Although the Court's opinion offers no clear definition of what exactly it considers a "closely held" corporation, the Internal Revenue Service defines it as one in which five or fewer individuals hold more than 50% of all outstanding shares directly or indirectly.
Most likely, those agencies charged with enforcing the ACA will be left with the task of deciphering which companies are covered by the Court's ruling and which are not. The ruling, however, is much clearer in stating that the decision applies to the "contraceptive mandate" as a whole — without limitations — despite the fact that the plaintiffs only objected to four of the 20 types of contraception covered under the mandate.
Central to the Court's consideration, was the fact that the government has less restrictive options for ensuring free access to contraceptive coverage. These include a government-paid benefit or an arrangement for individuals to obtain contraception directly from the employer's insurer, rather than through the plan itself.

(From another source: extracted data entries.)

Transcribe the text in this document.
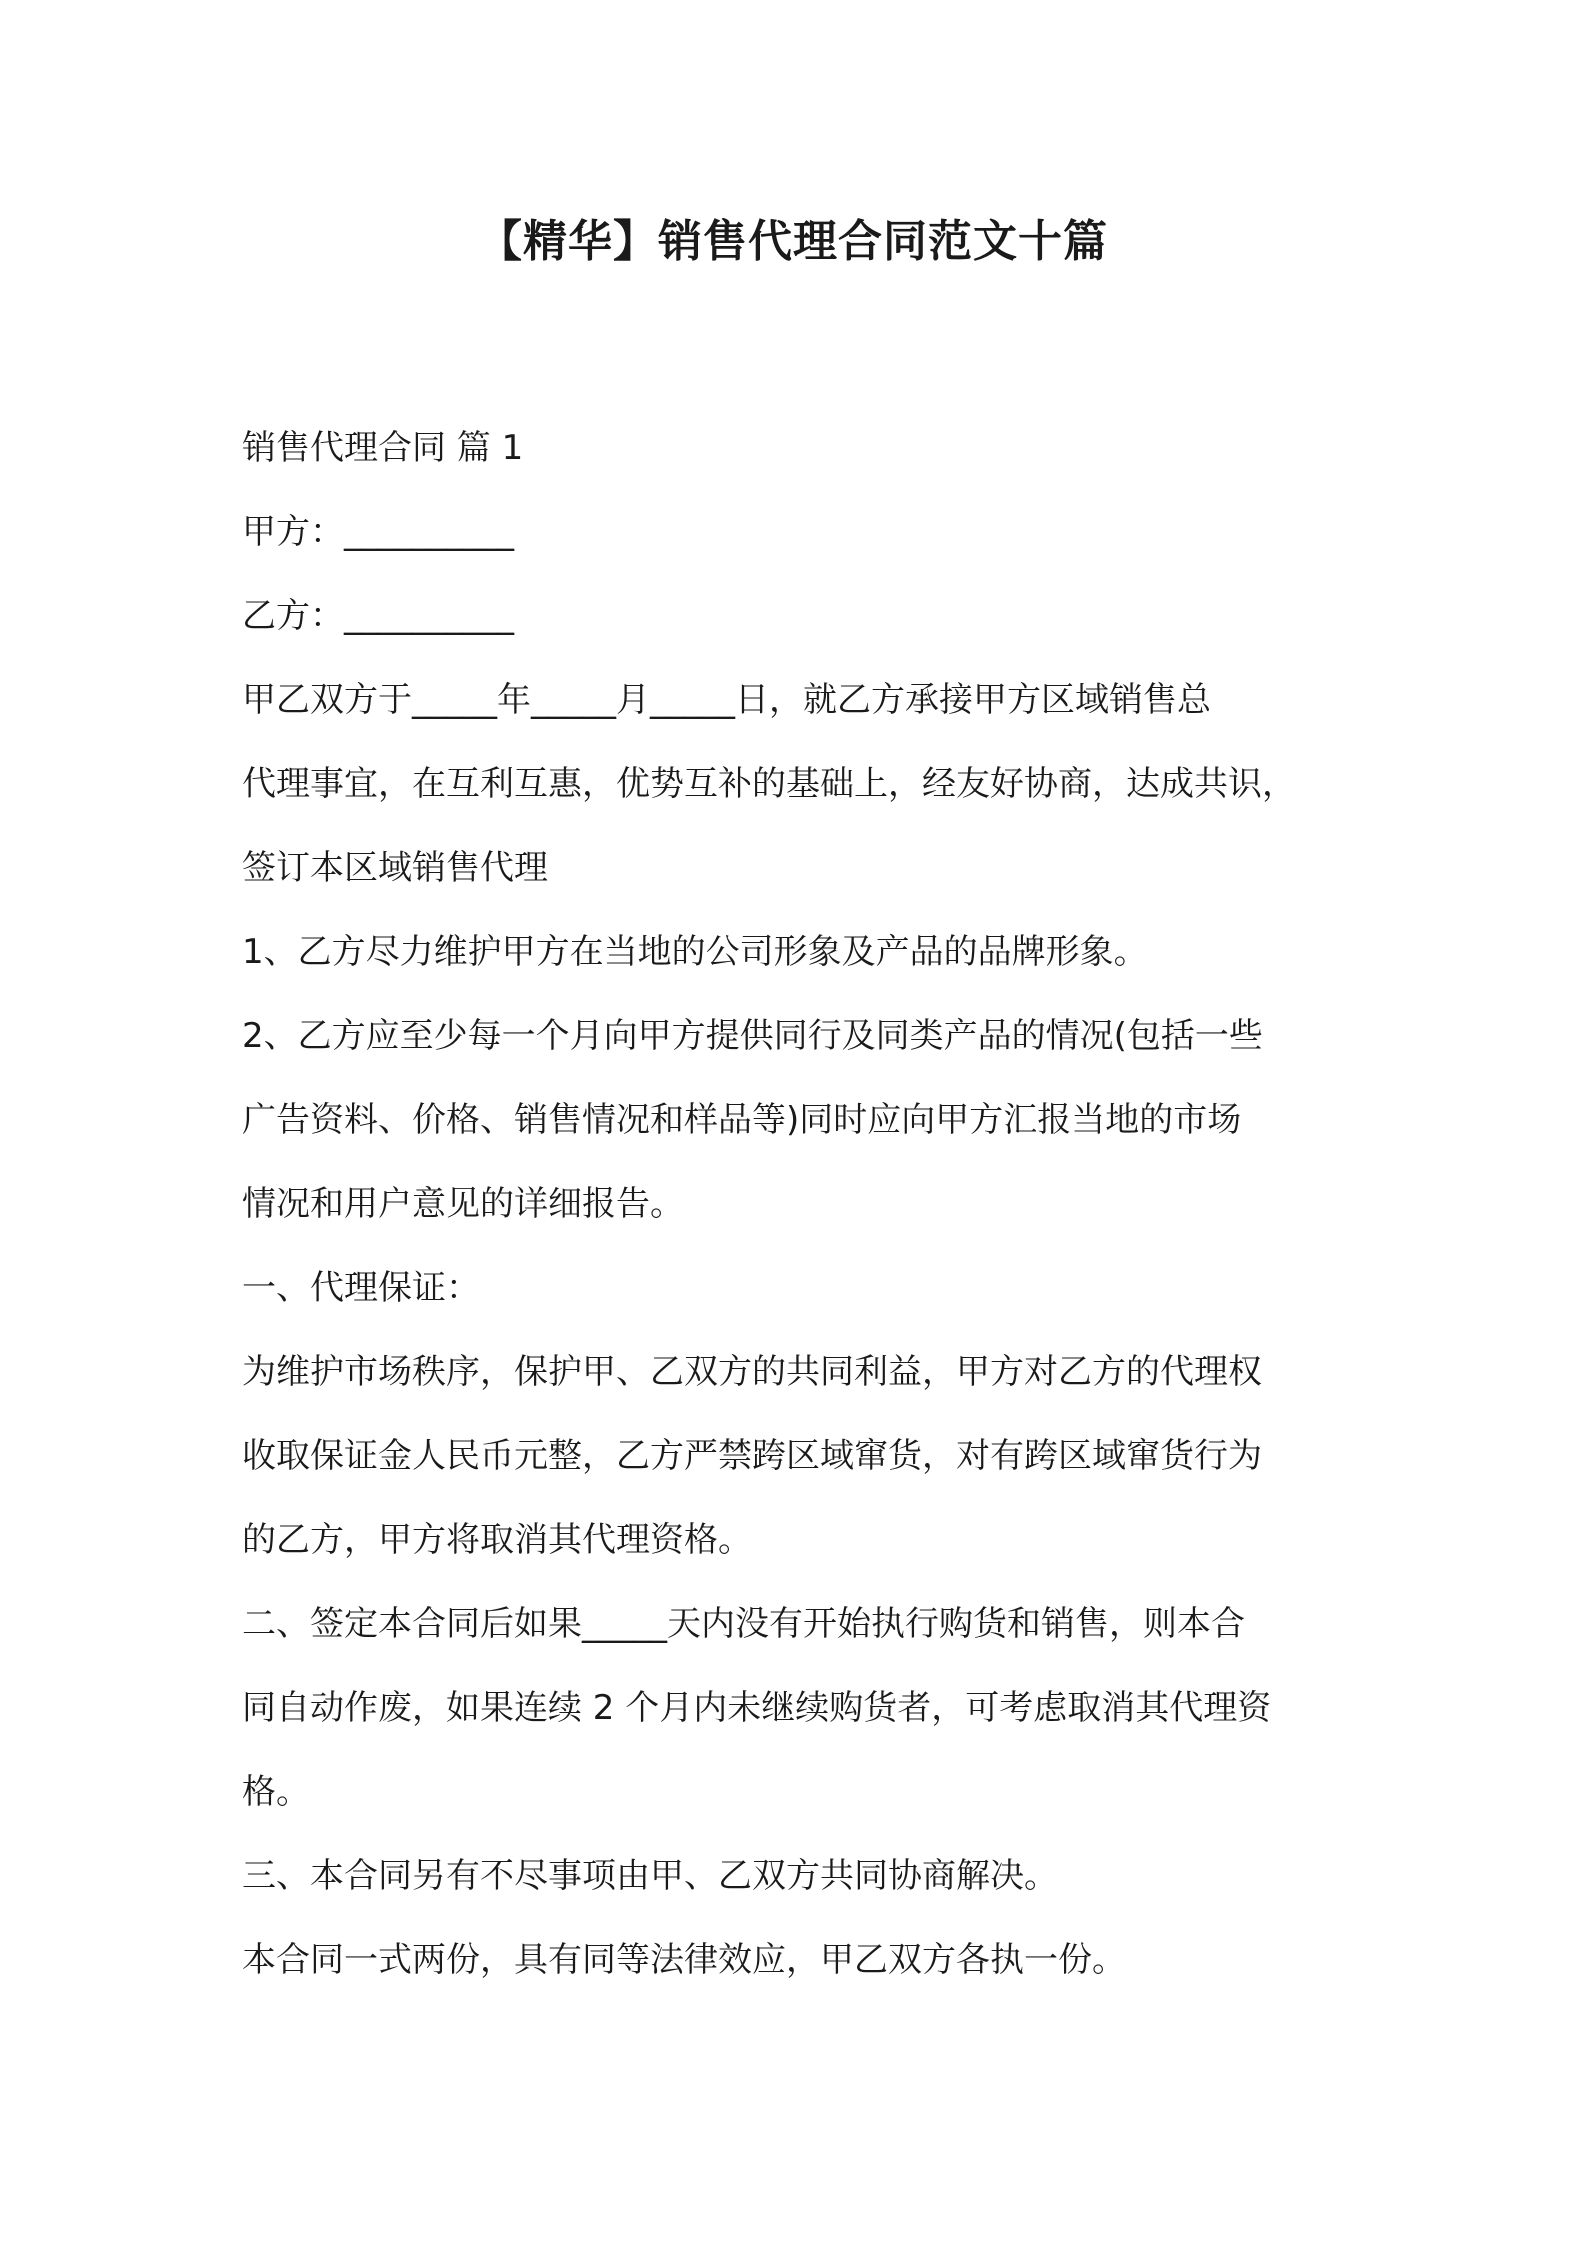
【精华】销售代理合同范文十篇

销售代理合同 篇 1

甲方：__________

乙方：__________

甲乙双方于_____年_____月_____日，就乙方承接甲方区域销售总

代理事宜，在互利互惠，优势互补的基础上，经友好协商，达成共识，

签订本区域销售代理

1、乙方尽力维护甲方在当地的公司形象及产品的品牌形象。

2、乙方应至少每一个月向甲方提供同行及同类产品的情况(包括一些

广告资料、价格、销售情况和样品等)同时应向甲方汇报当地的市场

情况和用户意见的详细报告。

一、代理保证：

为维护市场秩序，保护甲、乙双方的共同利益，甲方对乙方的代理权

收取保证金人民币元整，乙方严禁跨区域窜货，对有跨区域窜货行为

的乙方，甲方将取消其代理资格。

二、签定本合同后如果_____天内没有开始执行购货和销售，则本合

同自动作废，如果连续 2 个月内未继续购货者，可考虑取消其代理资

格。

三、本合同另有不尽事项由甲、乙双方共同协商解决。

本合同一式两份，具有同等法律效应，甲乙双方各执一份。
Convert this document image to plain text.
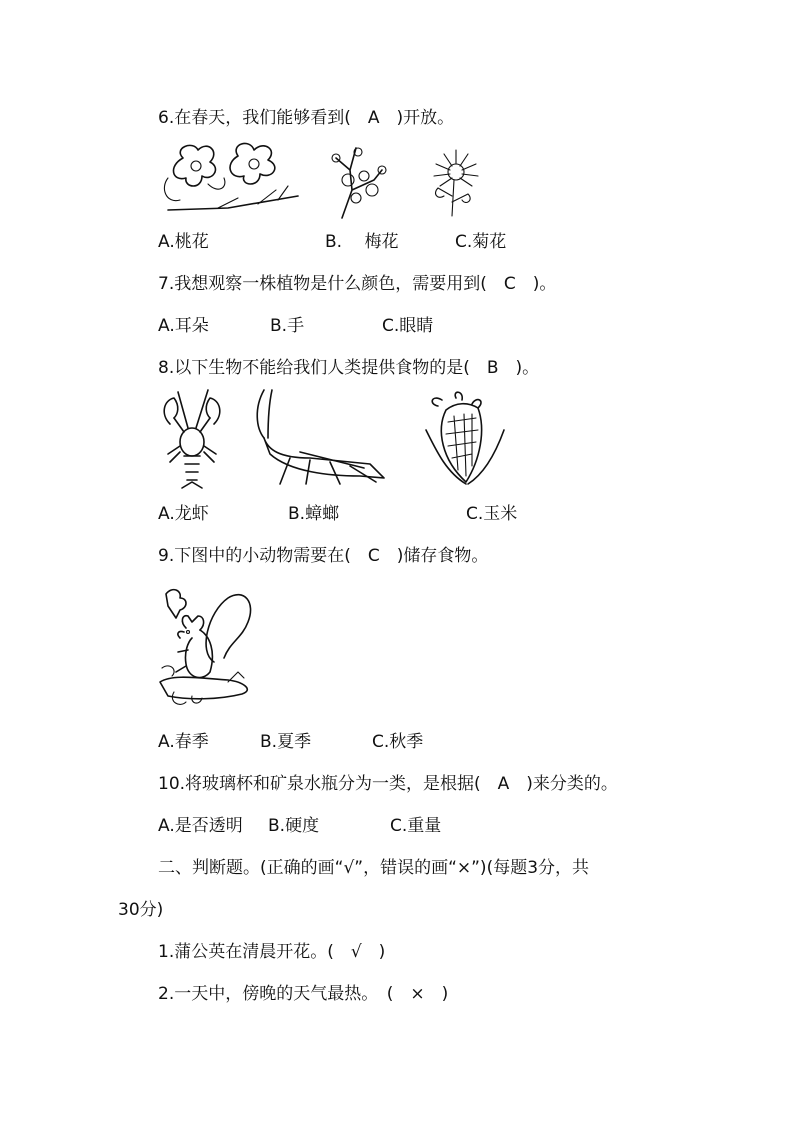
6.在春天，我们能够看到(　A　)开放。
A.桃花	B.　 梅花	C.菊花
7.我想观察一株植物是什么颜色，需要用到(　C　)。
A.耳朵	B.手	C.眼睛
8.以下生物不能给我们人类提供食物的是(　B　)。
A.龙虾	B.蟑螂	C.玉米
9.下图中的小动物需要在(　C　)储存食物。
A.春季	B.夏季	C.秋季
10.将玻璃杯和矿泉水瓶分为一类，是根据(　A　)来分类的。
A.是否透明 B.硬度	C.重量
二、判断题。(正确的画“√”，错误的画“×”)(每题3分，共
30分)
1.蒲公英在清晨开花。(　√　)
2.一天中，傍晚的天气最热。　(　×　)
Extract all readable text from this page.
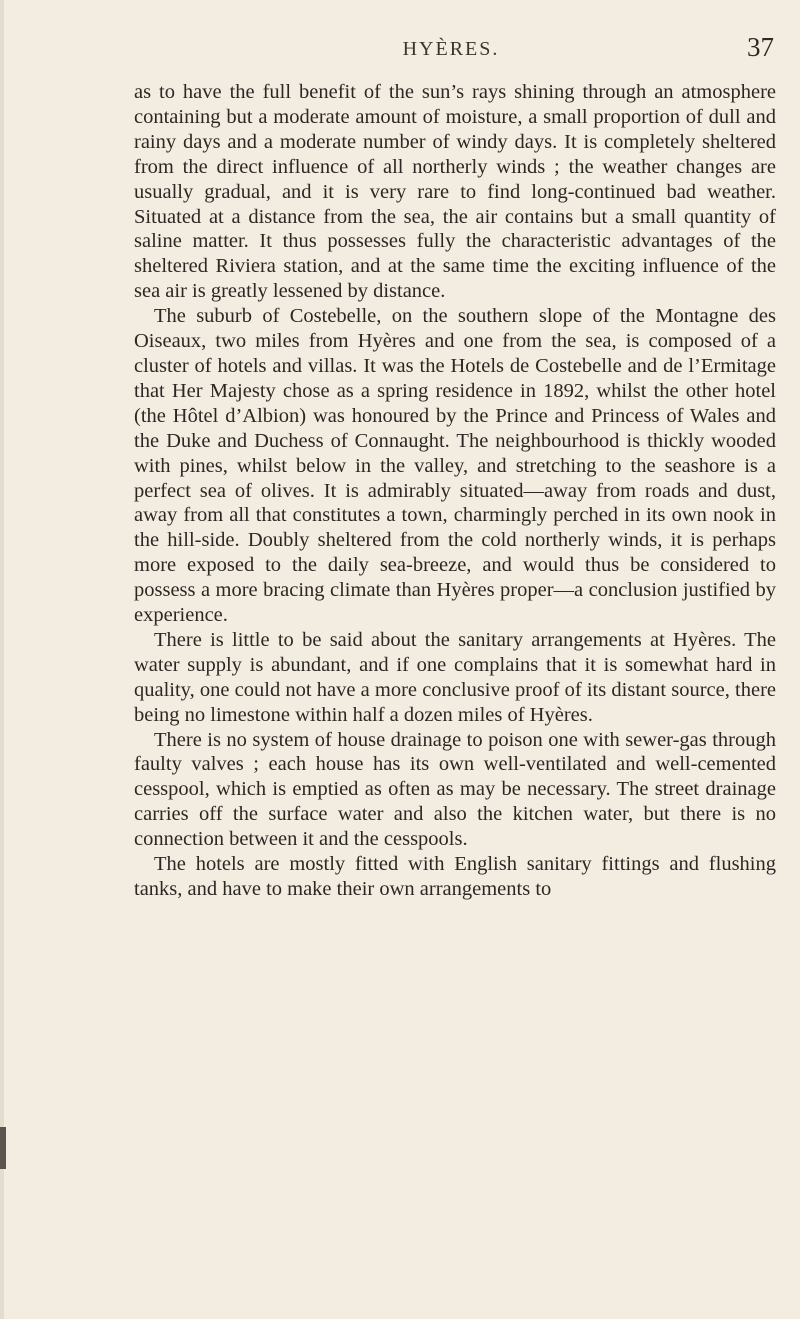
HYÈRES.	37

as to have the full benefit of the sun’s rays shining through an atmosphere containing but a moderate amount of moisture, a small proportion of dull and rainy days and a moderate number of windy days. It is completely sheltered from the direct influence of all northerly winds ; the weather changes are usually gradual, and it is very rare to find long-continued bad weather. Situated at a distance from the sea, the air contains but a small quantity of saline matter. It thus possesses fully the characteristic advantages of the sheltered Riviera station, and at the same time the exciting influence of the sea air is greatly lessened by distance.

The suburb of Costebelle, on the southern slope of the Montagne des Oiseaux, two miles from Hyères and one from the sea, is composed of a cluster of hotels and villas. It was the Hotels de Costebelle and de l’Ermitage that Her Majesty chose as a spring residence in 1892, whilst the other hotel (the Hôtel d’Albion) was honoured by the Prince and Princess of Wales and the Duke and Duchess of Connaught. The neighbourhood is thickly wooded with pines, whilst below in the valley, and stretching to the seashore is a perfect sea of olives. It is admirably situated—away from roads and dust, away from all that constitutes a town, charmingly perched in its own nook in the hill-side. Doubly sheltered from the cold northerly winds, it is perhaps more exposed to the daily sea-breeze, and would thus be considered to possess a more bracing climate than Hyères proper—a conclusion justified by experience.

There is little to be said about the sanitary arrangements at Hyères. The water supply is abundant, and if one complains that it is somewhat hard in quality, one could not have a more conclusive proof of its distant source, there being no limestone within half a dozen miles of Hyères.

There is no system of house drainage to poison one with sewer-gas through faulty valves ; each house has its own well-ventilated and well-cemented cesspool, which is emptied as often as may be necessary. The street drainage carries off the surface water and also the kitchen water, but there is no connection between it and the cesspools.

The hotels are mostly fitted with English sanitary fittings and flushing tanks, and have to make their own arrangements to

Only time will determine how this ruling will play out, both logistically and legally. One potential conflict not addressed by the Court is the Equal Employment Opportunity Commission’s (EEOC) position that any plan that covers preventive prescription drugs — such as vaccinations and blood-pressure medication — must also cover contraceptives; those that do not may be accused of discrimination in violation of Title VII of the Civil Rights Act and the Pregnancy Discrimination Act.
Until the courts analyze these conflicting positions, employers who may be free to exclude contraception coverage under the ACA may still face challenges from the EEOC.
Overall, the Court’s decision will likely apply to a very small category of businesses, namely, closely held, faith-based, for-profit corporations. Religious, nonprofit employers (such as churches) are already exempt from the contraceptive mandate. Yet, any employer may feel the impact of the ruling if it arises during the hiring process.
While companies are not permitted to question prospective employees about their religious views, candidates are free to question hiring managers and human-resources representatives about anything, including the owners' religious beliefs and how they impact the workplace. As a result, employers may expose themselves to liability when responding to an applicant's questions about the employer's contraceptive coverage. Any attempt to use the applicant's questions to pry — or even appear to pry — into a candidate's personal religious beliefs or other protected information could end up in a claim of discrimination.
Such nuances in employment and discrimination laws can be confusing, which makes compliance training crucial in educating employees and managers on the key issues.